In its present form, opened by a vocative (‘O my friends’), its form is thus that of an address – hazardous, without the least assurance, at the time of what was only the first session of a seminar conducted with this title, ‘Politics of Friendship’, in 1988–89. The trajectory of an introduction of this sort is here quite long, certainly, but it is strictly respected throughout its argumentation, stage by stage, in its scansion, in its logical schema as well as in most of its references. Hence the explanation, if not the justification, of the inchoate form of the project: preliminary rather than problematic.
I count on preparing for future publication a series of seminar studies within which this one actually finds its place, well beyond this single opening session, which thus presupposes its premisses and its horizon. Those that immediately preceded it, then, if it is anything but useless to recall the logical development at this point, were centred on: Nationality and Philosophical Nationalism (1. Nation, Nationality, Nationalism [1983–84]; 2. Nomos, Logos, Topos [1984–85]; 3. The Theological-Political [1985–86]; 4. Kant, the Jew, the German [1986–87]); and Eating the Other (Rhetorics of Cannibalism) [1987–88]. Subsequent seminars concerned Questions of Responsibility through the experience of the secret and of witnessing [1989–93].

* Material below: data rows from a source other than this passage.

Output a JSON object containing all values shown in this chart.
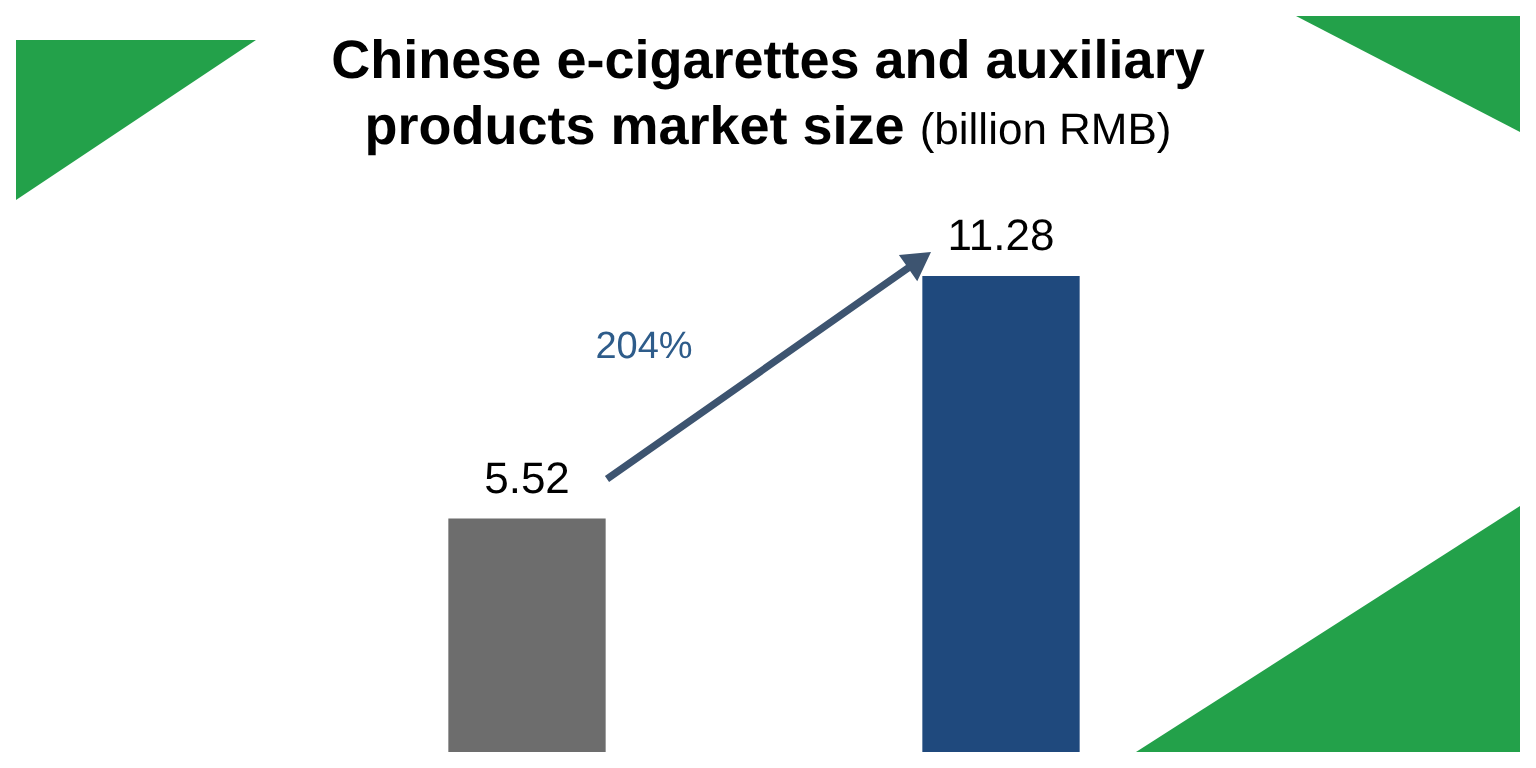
{
  "chart_data": {
    "type": "bar",
    "title": "Chinese e-cigarettes and auxiliary products market size",
    "subtitle": "(billion RMB)",
    "categories": [
      null,
      null
    ],
    "values": [
      5.52,
      11.28
    ],
    "colors": [
      "#6d6d6d",
      "#1f497d"
    ],
    "data_labels": true,
    "annotations": [
      "204%"
    ]
  }
}
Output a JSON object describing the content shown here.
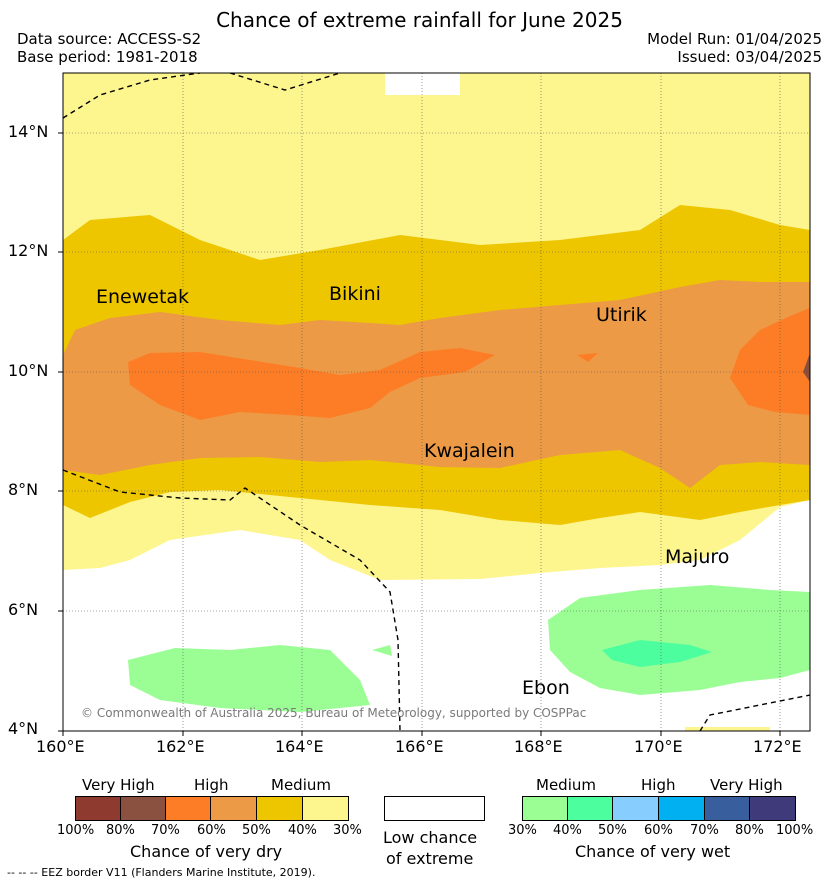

Be it artifice or abstraction, if I here detach one of these numerous sessions, and only the first for the moment, it is because, for apparently contingent reasons, this session gave birth to several conferences.1 In addition, this session has already been published abroad, in slightly different, generally abridged versions.2
In the course of the academic year 1988–89, each session opened with these words from Montaigne, quoting a remark attributed to Aristotle: ‘O my friends, there is no friend’. Week after week, its voices, tones, modes and strategies were tried on, to see if its interpretation could then be sparked, or if the scenography could be set in motion around itself. This work, taking its time, replays, represents, only the first session. This representation thus repeats less a first act than a sort of preview. It is no doubt anything but a primal scene, although the figure of the friend, so regularly coming back on stage with the features of the brother – who is critically at stake in this analysis – seems spontaneously to belong to a familial, fratemalist and thus androcentric configuration of politics.
Why would the friend be like a brother? Let us dream of a friendship which goes beyond this proximity of the congeneric double, beyond parenthood, the most as well as the least natural of parenthoods, when it leaves its signature, from the outset, on the name as on a double mirror of such a couple. Let us ask ourselves what would then be the politics of such a ‘beyond the principle of fraternity’.
Would this still deserve the name ‘polities’?
The question is no doubt valid for all ‘political regimes’, but it is undoubtedly more crucial with respect to what is called democracy – if, at least, one still understands by this term the name of a regime which, as is well known, will always have been problematic.